Natüralizmin Temsilcileri

  • Emile Zola
  • Alphonse Daudet
  • Guy de Maupassant
  • Goncourt Kardeşler

Türk edebiyatında natüralizmin temsilcileri:

Türk edebiyatında bu akımın ilk izleri Tanzimat dönemi sanatçısı Nabizade Nazım’da görülür. Edebiyatımızda natüralizm akımına en yakın eserleri veren sanatçı Hüseyin Rahmi Gürpınar’dır. Ancak Gürpınar, eserlerinde sosyal eleştiriye yer vermesi yönünden natüralistlerden ayrılır.

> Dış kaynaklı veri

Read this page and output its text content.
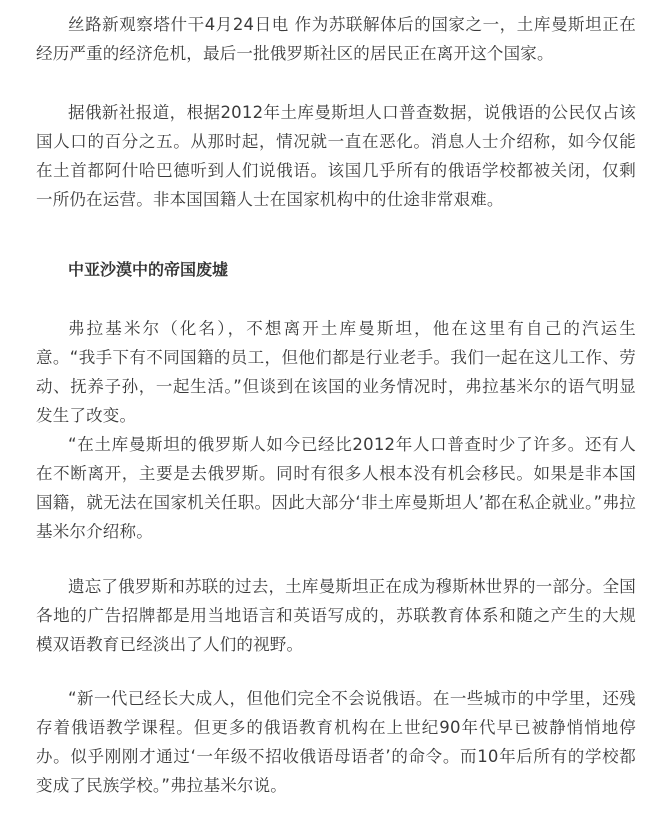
丝路新观察塔什干4月24日电 作为苏联解体后的国家之一，土库曼斯坦正在经历严重的经济危机，最后一批俄罗斯社区的居民正在离开这个国家。

据俄新社报道，根据2012年土库曼斯坦人口普查数据，说俄语的公民仅占该国人口的百分之五。从那时起，情况就一直在恶化。消息人士介绍称，如今仅能在土首都阿什哈巴德听到人们说俄语。该国几乎所有的俄语学校都被关闭，仅剩一所仍在运营。非本国国籍人士在国家机构中的仕途非常艰难。

中亚沙漠中的帝国废墟

弗拉基米尔（化名），不想离开土库曼斯坦，他在这里有自己的汽运生意。“我手下有不同国籍的员工，但他们都是行业老手。我们一起在这儿工作、劳动、抚养子孙，一起生活。”但谈到在该国的业务情况时，弗拉基米尔的语气明显发生了改变。

“在土库曼斯坦的俄罗斯人如今已经比2012年人口普查时少了许多。还有人在不断离开，主要是去俄罗斯。同时有很多人根本没有机会移民。如果是非本国国籍，就无法在国家机关任职。因此大部分‘非土库曼斯坦人’都在私企就业。”弗拉基米尔介绍称。

遗忘了俄罗斯和苏联的过去，土库曼斯坦正在成为穆斯林世界的一部分。全国各地的广告招牌都是用当地语言和英语写成的，苏联教育体系和随之产生的大规模双语教育已经淡出了人们的视野。

“新一代已经长大成人，但他们完全不会说俄语。在一些城市的中学里，还残存着俄语教学课程。但更多的俄语教育机构在上世纪90年代早已被静悄悄地停办。似乎刚刚才通过‘一年级不招收俄语母语者’的命令。而10年后所有的学校都变成了民族学校。”弗拉基米尔说。
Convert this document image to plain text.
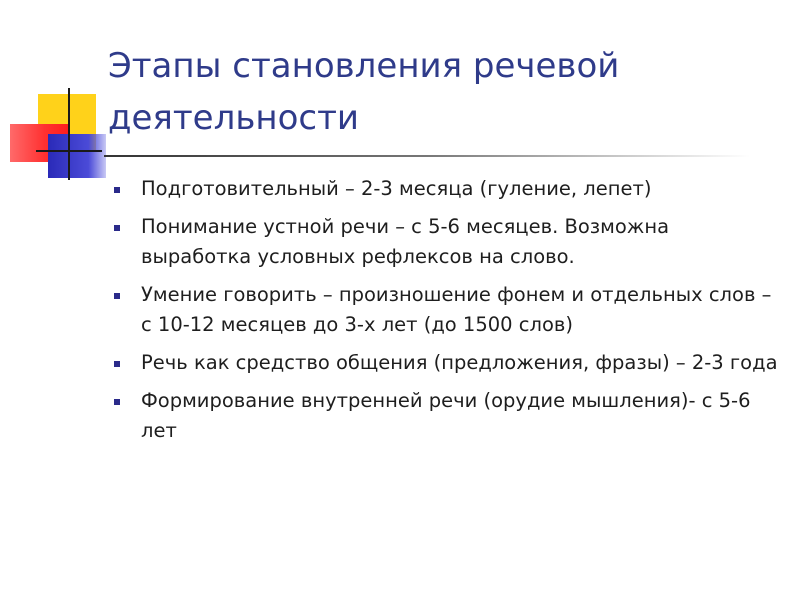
Этапы становления речевой деятельности
Подготовительный – 2-3 месяца (гуление, лепет)
Понимание устной речи – с 5-6 месяцев. Возможна выработка условных рефлексов на слово.
Умение говорить – произношение фонем и отдельных слов – с 10-12 месяцев до 3-х лет (до 1500 слов)
Речь как средство общения (предложения, фразы) – 2-3 года
Формирование внутренней речи (орудие мышления)- с 5-6 лет
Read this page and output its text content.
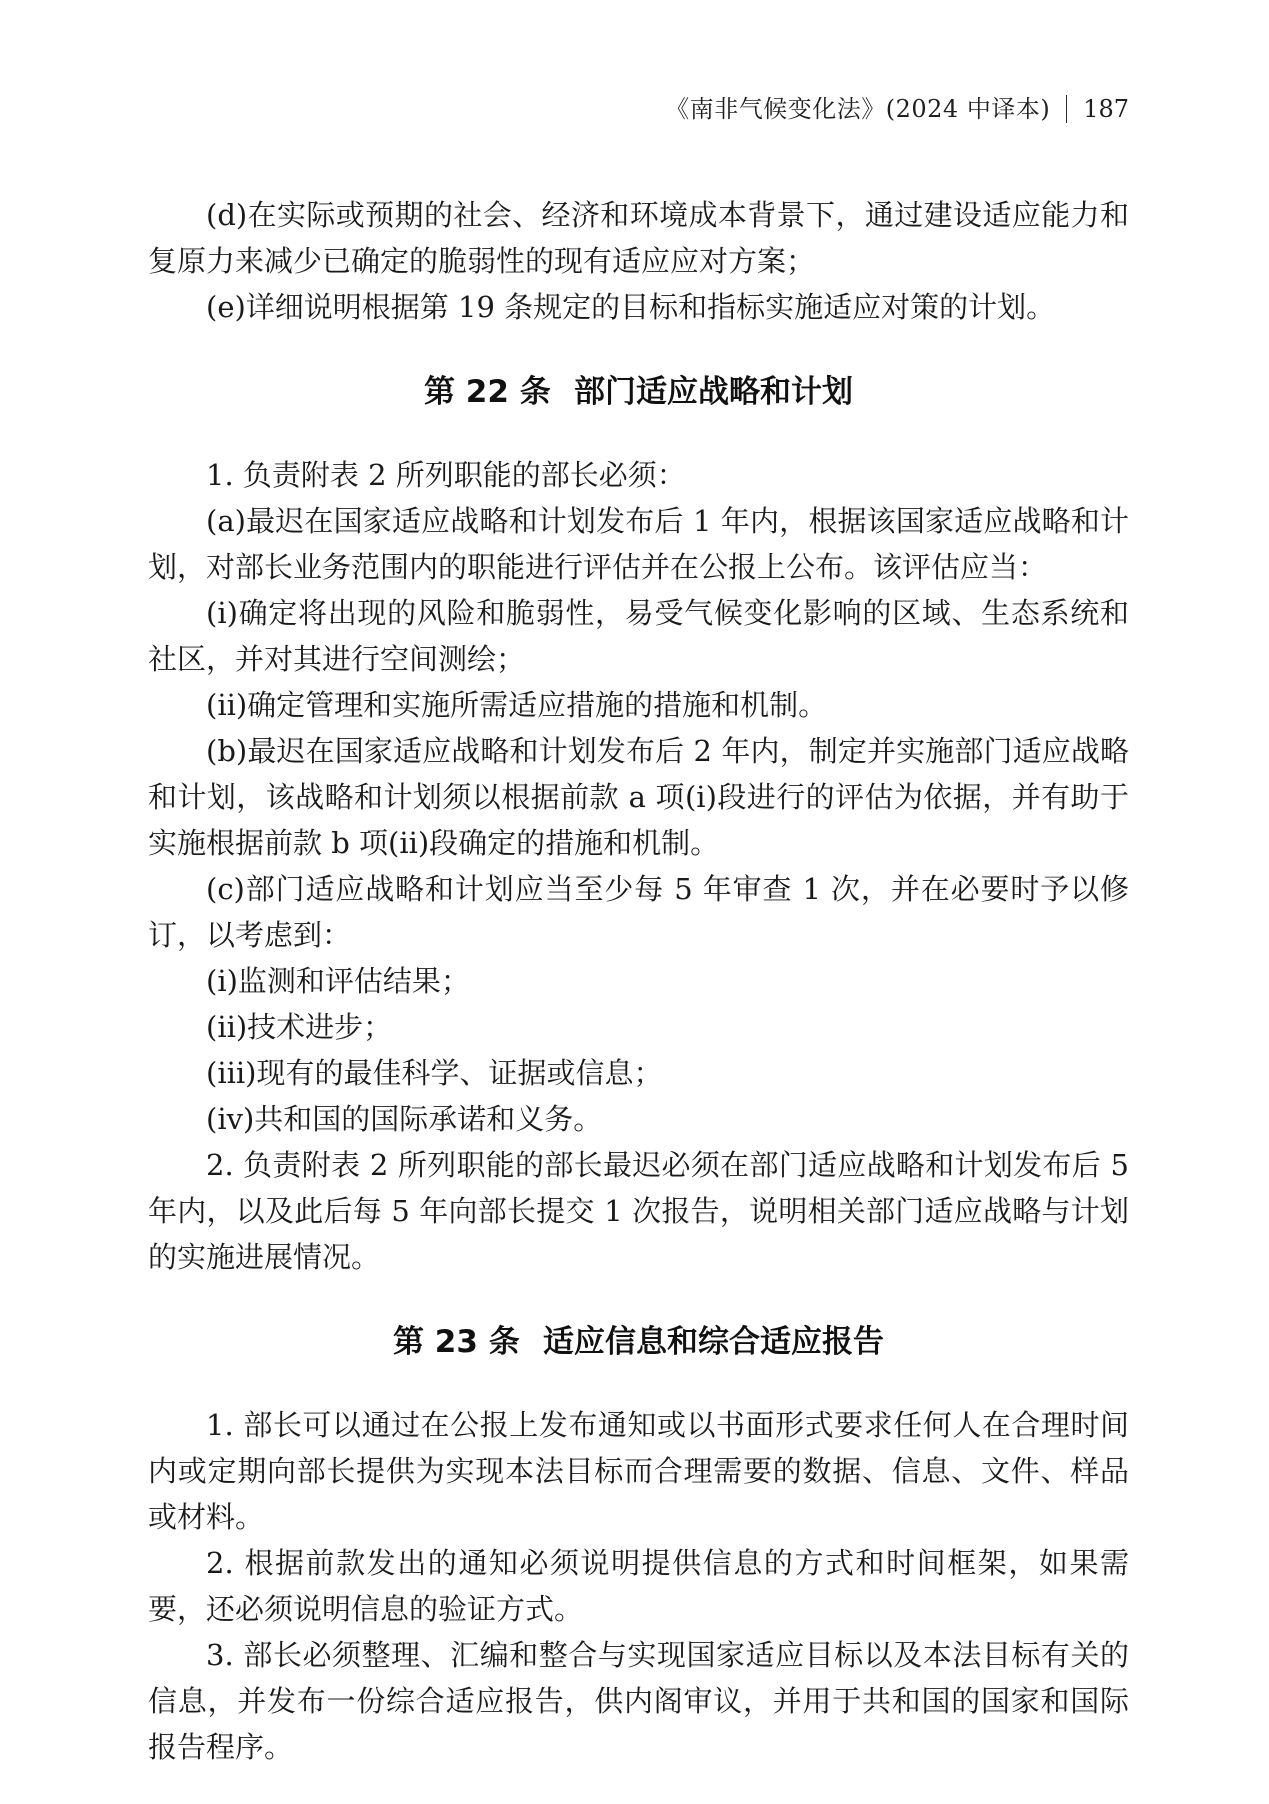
《南非气候变化法》(2024 中译本) 187

(d)在实际或预期的社会、经济和环境成本背景下，通过建设适应能力和复原力来减少已确定的脆弱性的现有适应应对方案；

(e)详细说明根据第 19 条规定的目标和指标实施适应对策的计划。

第 22 条 部门适应战略和计划

1. 负责附表 2 所列职能的部长必须：

(a)最迟在国家适应战略和计划发布后 1 年内，根据该国家适应战略和计划，对部长业务范围内的职能进行评估并在公报上公布。该评估应当：

(i)确定将出现的风险和脆弱性，易受气候变化影响的区域、生态系统和社区，并对其进行空间测绘；

(ii)确定管理和实施所需适应措施的措施和机制。

(b)最迟在国家适应战略和计划发布后 2 年内，制定并实施部门适应战略和计划，该战略和计划须以根据前款 a 项(i)段进行的评估为依据，并有助于实施根据前款 b 项(ii)段确定的措施和机制。

(c)部门适应战略和计划应当至少每 5 年审查 1 次，并在必要时予以修订，以考虑到：

(i)监测和评估结果；

(ii)技术进步；

(iii)现有的最佳科学、证据或信息；

(iv)共和国的国际承诺和义务。

2. 负责附表 2 所列职能的部长最迟必须在部门适应战略和计划发布后 5 年内，以及此后每 5 年向部长提交 1 次报告，说明相关部门适应战略与计划的实施进展情况。

第 23 条 适应信息和综合适应报告

1. 部长可以通过在公报上发布通知或以书面形式要求任何人在合理时间内或定期向部长提供为实现本法目标而合理需要的数据、信息、文件、样品或材料。

2. 根据前款发出的通知必须说明提供信息的方式和时间框架，如果需要，还必须说明信息的验证方式。

3. 部长必须整理、汇编和整合与实现国家适应目标以及本法目标有关的信息，并发布一份综合适应报告，供内阁审议，并用于共和国的国家和国际报告程序。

b.Servetifünun Edebiyatı (Edebiyat-ı  Cedide) (1896-1901)

     Servetifünûn Edebiyatı veya topluluğun kendini anarken kullandığı adıyla Edebiyat-ı Cedîde, II. Abdülhamid döneminde, Servet-i Fünûn adlı derginin çevresinde toplanan sanatçıların Batı etkisinde geliştirdikleri bir edebiyat hareketidir.

     1895 sonlarında Malumat dergisinin başyazarı Mehmet Tahir Efendi ile Recaizade Mahmud Ekrem arasında kafiye konusunda çıkan bir tartışma, Malumat gazetesinin Recaizade’ye ait öyküsünü izinsiz yayımlamasıyla büyür. Recaizade, büyüyen bu tartışmalar karşısında öğrencisi Ahmet İhsan’ın çıkardığı Servet-i Fünûn dergisini araç olarak kullanmaya karar verip Tevfik Fikret’i söz konusu derginin yazı işleri müdürlüğüne getirir. Bu atamayla beraber Servet-i Fünûn dergisi bir edebiyat dergisi kimliğine bürünür ve aktif olduğu 5 yıl içerisinde Türk edebiyatı, zamanın başat akımları olan sembolizm ve parnasizm etkisinde yeni bir üsluba bürünür.

     Dergi, 16 Ekim 1901 yılında Hüseyin Cahit Yalçın’ın Fransızcadan çevirdiği “Edebiyat ve Hukuk” başlıklı, Fransa’nın 1789 rejimini değerlendiren makalesi, dönemin sansür heyeti tarafından sakıncalı bulundu dergiye 6 haftalık zorunlu tatil verildi. Kapatılma, Servet-i Fünûn şairleri arasında halihazırda mevcut olan gerginliği tırmandırdı ve edebi çevre tamamen dergiden uzaklaştı.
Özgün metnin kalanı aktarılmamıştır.